Guy Fawkes Night observes the anniversary of the 1605 Gunpowder Plot, in which a group of Catholics from the English Midlands tried to assassinate King James I and the Protestant aristocracy by blowing up the House of Lords during the state opening of Parliament.
The night is named after Guy Fawkes (pictured), the most famous co-conspirator,who was caught on November 5. After being tortured, Fawkes revealed the names of his co-conspirators. He was found guilty of treason, but at his execution he jumped from the gallows to snap his neck so that he wouldn’t be taken down still alive and drawn and quartered, as other conspirators had been. Nice, eh?
The night is now commemorated with fireworks, and sometimes bonfires are still lit on which an effigy of Guy Fawkes is burned. Mostly, though, it’s now just an excuse to blow up some fireworks.
At a nearby park last night, children squealed with delight as skyrockets screamed into the sky and exploded. The entire neighbourhood was filled with the smell of gunpowder carried by smoke resembling a light fog. At the waterfront, Auckland looked like a war was going on—smoke hanging over the city, small explosions and pops going off everywhere.

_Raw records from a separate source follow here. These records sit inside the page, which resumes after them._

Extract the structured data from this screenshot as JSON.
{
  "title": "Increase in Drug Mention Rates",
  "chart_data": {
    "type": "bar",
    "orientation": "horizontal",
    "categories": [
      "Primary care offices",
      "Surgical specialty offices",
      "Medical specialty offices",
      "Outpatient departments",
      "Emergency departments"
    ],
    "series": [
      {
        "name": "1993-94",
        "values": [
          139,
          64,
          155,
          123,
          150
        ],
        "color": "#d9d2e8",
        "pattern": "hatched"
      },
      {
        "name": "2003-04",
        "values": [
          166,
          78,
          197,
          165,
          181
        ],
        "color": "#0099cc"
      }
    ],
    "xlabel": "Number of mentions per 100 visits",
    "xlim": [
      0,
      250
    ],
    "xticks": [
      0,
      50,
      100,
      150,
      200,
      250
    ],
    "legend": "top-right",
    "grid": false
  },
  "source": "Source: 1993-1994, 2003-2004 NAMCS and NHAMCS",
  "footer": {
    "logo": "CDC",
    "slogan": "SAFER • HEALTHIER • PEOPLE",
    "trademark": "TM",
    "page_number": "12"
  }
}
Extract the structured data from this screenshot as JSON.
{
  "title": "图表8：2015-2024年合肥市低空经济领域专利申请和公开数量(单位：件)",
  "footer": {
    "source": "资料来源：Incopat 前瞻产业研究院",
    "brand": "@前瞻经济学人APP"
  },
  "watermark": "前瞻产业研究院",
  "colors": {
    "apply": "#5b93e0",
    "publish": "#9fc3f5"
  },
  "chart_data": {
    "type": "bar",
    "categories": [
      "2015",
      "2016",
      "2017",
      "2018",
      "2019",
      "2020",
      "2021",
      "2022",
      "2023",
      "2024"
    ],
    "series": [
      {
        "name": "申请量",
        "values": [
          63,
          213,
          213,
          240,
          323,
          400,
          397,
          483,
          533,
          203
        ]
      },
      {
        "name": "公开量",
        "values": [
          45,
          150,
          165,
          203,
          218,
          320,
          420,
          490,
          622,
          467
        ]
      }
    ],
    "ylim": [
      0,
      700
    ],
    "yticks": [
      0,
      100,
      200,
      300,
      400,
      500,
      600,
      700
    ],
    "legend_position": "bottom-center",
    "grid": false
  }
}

Before 10pm, it was all over. Some morning reports said that the night was mayhem unleashed, others said it was relatively uneventful. The truth, as it always does, no doubt lies somewhere in between.
But the NZ Fire Service plans on continuing its push for a total ban on personal fireworks (they can now be sold to persons 14 years and older for the ten days prior to November 5). It’s a move backed by the SPCA, which says fireworks frighten animals.
My own guess is that sooner or later, fireworks will be banned, and people will complain about “political correctness gone mad” again. The day, with its strong anti-Catholic origins, clearly has no relevance to modern New Zealand. Is that reason enough to ban it? Of course not. The end, when it comes, will be because of something mundane like fire danger.
But when personal fireworks are gone, will anyone have any reason to “remember, remember the fifth of November”?